I lay the candy on the counter and grab his hand, holding it loosely in mine. “Then we won’t.”

He smiles and we sit down at the island.

It becomes clear very quickly that I spent all day worrying about nothing. My dad isn’t here to judge the house or my hosting abilities. He isn’t nitpicking and looking for cracks in my story. He is here to get to know me. To make things right.

He even tries to make things right between me and my mom. “I’m not saying you should forgive her, but I think you should understand her,” he says at one point.

He tells me about her life growing up. The reason she was so good at living on the streets is because she’d done it before. Her entire childhood was in constant flux. No stable house, no guaranteed meals, no one to depend on.

“When you and your mom left, things weren’t great for me at work. We were struggling financially. It wasn’t anything too serious, but even the whisper of problems sent your mom spiraling. I’m not surprised she ended up running to Alexander. All she wanted was stability.”

“Financial stability,” I clarify. “Because that man is not mentally stable. I don’t think Mom is anymore, either.”

I tell him about the last few weeks and what Mom and Alexander tried to do to me. I cry and he looks murderous, but we talk each other down. Then, somehow, we start laughing.

The conversation ebbs and flows effortlessly. We reminisce on good memories, talk about the hard times, and, best of all, talk about absolutely nothing. The weather, television, our favorite music. We talk until I forget why I was nervous in the first place.

When he’s done with the apple turnover Niles made for dessert, my dad sits back and smiles. “You seem really happy here, Cora.”

I can’t help but smile back. “I am happy. I’m… I’m in love.”

I haven’t fully admitted it to Ivan yet.

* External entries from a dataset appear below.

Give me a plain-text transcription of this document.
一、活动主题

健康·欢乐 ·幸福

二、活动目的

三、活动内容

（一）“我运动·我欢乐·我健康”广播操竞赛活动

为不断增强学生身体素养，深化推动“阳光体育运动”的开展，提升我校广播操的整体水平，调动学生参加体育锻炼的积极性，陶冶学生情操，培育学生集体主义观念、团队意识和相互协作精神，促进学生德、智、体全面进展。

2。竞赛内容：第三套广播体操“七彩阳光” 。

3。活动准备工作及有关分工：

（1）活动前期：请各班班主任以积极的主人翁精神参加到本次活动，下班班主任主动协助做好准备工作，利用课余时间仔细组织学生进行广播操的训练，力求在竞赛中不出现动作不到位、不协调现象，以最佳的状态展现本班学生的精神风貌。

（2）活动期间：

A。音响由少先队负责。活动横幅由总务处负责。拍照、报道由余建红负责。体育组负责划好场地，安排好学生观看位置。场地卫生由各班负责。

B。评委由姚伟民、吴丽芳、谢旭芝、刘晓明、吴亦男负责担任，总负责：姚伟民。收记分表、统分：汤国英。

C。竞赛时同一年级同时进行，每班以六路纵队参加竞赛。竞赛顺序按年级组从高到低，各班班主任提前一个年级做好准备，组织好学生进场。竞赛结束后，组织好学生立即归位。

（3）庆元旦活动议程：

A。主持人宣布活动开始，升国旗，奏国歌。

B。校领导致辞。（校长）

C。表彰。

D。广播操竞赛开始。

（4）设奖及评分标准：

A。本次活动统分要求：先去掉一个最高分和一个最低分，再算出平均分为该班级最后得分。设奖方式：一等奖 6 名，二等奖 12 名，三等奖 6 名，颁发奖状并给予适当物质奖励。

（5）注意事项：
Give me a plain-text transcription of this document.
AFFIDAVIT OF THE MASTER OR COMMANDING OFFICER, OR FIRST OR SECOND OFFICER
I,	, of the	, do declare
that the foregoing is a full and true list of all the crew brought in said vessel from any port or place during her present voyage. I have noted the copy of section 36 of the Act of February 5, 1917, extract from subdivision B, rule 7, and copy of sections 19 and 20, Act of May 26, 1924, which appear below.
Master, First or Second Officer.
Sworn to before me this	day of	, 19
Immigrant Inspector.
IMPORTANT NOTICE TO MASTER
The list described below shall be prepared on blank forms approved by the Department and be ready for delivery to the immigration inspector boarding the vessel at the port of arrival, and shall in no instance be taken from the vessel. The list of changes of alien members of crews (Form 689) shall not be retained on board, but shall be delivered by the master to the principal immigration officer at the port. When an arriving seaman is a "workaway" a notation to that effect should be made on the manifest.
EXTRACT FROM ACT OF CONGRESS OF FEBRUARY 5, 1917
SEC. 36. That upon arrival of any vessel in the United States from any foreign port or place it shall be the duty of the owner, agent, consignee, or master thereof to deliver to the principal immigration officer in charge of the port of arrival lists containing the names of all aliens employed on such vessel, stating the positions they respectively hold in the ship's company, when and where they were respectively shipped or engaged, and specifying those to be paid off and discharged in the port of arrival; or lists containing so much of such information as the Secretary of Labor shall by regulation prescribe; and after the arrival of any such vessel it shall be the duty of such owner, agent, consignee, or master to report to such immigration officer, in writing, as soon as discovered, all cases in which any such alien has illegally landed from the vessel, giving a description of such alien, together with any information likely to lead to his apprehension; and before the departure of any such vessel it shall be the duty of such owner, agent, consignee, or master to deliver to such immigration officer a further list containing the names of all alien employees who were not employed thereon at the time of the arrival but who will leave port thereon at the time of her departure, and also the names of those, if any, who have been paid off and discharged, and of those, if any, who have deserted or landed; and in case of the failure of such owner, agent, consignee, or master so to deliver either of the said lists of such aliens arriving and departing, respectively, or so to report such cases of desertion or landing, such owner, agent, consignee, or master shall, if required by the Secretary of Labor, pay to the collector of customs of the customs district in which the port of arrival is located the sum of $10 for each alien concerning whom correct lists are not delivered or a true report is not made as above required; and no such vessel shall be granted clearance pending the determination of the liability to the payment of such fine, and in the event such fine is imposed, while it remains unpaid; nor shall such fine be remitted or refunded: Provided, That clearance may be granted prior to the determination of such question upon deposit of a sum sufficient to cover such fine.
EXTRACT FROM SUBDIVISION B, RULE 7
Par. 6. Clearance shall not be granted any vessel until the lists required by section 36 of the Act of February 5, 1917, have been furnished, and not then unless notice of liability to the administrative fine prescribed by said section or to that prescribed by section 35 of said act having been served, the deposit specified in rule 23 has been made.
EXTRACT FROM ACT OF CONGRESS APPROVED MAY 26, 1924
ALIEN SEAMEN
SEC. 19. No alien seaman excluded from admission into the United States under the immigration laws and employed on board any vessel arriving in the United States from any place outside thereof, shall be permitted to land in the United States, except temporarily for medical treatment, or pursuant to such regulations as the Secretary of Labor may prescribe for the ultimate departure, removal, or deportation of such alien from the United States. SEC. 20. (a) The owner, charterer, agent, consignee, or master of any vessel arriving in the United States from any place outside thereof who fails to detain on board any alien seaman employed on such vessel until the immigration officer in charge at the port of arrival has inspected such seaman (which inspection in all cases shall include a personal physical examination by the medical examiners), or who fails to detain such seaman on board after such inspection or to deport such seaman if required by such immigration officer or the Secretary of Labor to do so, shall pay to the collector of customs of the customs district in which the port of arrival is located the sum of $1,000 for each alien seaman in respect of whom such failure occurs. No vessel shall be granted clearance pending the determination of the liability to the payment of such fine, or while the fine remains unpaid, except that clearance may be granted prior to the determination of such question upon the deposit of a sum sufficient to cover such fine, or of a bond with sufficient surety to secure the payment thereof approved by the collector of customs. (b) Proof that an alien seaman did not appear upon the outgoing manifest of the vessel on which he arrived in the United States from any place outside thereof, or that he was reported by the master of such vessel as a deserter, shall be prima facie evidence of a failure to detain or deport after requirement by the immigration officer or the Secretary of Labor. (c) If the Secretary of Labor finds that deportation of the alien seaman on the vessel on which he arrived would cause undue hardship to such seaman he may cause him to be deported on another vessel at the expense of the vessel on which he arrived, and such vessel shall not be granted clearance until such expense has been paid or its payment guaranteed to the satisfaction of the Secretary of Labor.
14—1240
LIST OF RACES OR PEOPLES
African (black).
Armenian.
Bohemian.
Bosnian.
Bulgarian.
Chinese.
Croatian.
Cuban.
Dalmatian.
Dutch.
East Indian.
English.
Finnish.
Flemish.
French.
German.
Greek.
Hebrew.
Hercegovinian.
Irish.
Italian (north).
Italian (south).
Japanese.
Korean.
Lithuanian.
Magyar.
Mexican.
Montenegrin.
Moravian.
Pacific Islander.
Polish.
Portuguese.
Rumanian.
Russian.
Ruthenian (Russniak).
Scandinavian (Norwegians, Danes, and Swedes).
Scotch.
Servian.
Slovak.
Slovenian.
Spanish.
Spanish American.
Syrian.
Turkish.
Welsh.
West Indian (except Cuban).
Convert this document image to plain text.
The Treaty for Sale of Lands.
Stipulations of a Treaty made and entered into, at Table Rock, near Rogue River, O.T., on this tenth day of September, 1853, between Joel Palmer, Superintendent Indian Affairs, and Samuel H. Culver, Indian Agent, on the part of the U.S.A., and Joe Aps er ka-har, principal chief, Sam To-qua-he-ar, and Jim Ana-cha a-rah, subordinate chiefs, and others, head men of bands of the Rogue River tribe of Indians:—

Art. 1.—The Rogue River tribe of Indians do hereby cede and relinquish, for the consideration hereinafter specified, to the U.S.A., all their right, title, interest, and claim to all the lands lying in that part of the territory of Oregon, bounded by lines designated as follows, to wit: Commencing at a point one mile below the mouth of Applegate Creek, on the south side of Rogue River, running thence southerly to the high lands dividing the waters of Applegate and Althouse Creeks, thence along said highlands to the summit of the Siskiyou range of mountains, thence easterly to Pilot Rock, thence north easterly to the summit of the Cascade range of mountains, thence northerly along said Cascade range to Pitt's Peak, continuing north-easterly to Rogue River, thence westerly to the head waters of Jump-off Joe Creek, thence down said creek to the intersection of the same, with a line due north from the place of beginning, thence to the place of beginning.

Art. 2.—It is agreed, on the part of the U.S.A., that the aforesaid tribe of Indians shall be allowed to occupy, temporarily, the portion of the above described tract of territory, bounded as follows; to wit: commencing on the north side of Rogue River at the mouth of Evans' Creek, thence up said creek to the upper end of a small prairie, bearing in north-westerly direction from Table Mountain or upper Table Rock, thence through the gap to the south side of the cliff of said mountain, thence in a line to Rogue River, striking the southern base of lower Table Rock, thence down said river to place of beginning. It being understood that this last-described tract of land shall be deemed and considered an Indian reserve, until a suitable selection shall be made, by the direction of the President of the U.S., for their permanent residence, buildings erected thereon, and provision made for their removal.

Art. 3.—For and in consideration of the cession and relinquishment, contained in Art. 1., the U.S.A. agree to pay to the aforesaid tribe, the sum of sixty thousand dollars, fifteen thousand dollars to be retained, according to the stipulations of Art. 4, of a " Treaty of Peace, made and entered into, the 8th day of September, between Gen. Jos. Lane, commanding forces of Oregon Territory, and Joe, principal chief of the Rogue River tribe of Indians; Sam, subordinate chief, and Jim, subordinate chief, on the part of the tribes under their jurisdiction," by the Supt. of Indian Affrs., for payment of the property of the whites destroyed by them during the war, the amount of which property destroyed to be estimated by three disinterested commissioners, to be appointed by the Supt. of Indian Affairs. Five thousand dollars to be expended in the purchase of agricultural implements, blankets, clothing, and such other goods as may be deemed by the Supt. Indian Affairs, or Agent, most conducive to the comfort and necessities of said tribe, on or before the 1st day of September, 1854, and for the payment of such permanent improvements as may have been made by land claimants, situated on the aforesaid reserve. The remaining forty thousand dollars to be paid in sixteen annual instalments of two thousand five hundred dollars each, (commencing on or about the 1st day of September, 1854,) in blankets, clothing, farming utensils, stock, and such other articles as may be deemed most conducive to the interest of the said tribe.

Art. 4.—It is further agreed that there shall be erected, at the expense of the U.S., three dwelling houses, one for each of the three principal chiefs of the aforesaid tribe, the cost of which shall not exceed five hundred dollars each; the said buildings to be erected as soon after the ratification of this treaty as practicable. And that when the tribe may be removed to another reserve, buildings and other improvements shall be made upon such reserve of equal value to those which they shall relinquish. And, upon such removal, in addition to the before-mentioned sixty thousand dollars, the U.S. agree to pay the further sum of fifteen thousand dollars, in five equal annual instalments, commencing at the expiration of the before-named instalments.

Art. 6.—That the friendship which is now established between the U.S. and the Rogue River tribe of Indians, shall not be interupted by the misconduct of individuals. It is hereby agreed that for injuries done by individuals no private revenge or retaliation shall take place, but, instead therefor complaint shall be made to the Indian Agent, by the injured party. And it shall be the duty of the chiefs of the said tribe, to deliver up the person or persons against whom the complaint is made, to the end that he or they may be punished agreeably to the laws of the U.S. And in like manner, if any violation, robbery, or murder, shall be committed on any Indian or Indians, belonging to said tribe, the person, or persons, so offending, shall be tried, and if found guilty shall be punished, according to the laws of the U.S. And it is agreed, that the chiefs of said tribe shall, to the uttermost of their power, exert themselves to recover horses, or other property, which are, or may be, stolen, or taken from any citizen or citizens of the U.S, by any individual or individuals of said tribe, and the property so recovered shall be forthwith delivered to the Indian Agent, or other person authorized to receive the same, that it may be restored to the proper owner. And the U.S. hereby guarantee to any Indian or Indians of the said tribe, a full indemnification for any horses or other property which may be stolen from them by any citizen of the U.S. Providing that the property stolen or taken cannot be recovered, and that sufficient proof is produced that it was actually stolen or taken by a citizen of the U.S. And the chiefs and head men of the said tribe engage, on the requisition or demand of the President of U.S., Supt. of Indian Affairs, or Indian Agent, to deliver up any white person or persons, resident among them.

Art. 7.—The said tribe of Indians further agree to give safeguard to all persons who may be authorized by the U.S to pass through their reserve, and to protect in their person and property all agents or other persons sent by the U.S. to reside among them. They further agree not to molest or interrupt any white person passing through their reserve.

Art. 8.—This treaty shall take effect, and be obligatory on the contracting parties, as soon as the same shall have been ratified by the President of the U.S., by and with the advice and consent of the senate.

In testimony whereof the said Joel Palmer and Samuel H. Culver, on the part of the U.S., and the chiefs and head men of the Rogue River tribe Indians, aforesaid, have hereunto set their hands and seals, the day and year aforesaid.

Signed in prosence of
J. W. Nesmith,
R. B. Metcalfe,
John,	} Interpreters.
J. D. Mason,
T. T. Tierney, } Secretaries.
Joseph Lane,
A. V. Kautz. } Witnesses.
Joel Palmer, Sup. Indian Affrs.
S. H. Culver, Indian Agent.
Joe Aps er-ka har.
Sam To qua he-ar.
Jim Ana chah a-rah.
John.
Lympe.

Not in the exact words. But he knows.

“He loves you, too. The way the two of you are with each other… Well, anyone can see how you feel. I’m glad you’ve found someone.”

A new wave of tears threatens to flow—who knew one person could be this happy?—when I hear the front door open.

I glance at the clock. “Wow. I didn’t realize it was already after ten.” Ivan told me he’d make himself scarce until my dad was gone, but he probably didn’t think our dinner would go this long.

“It’s a lot later than I thought.” He stands up and stretches. “I should get going and let you get to bed.”

“Or you could stay for a few more minutes? Ivan is here. Maybe we can all… talk?”

Like a real family, I think.

I know one night is not enough to fix everything, but it’s a good start. And Ivan is the one who pushed me to even being open to this idea in the first place. I want him and my dad to get along.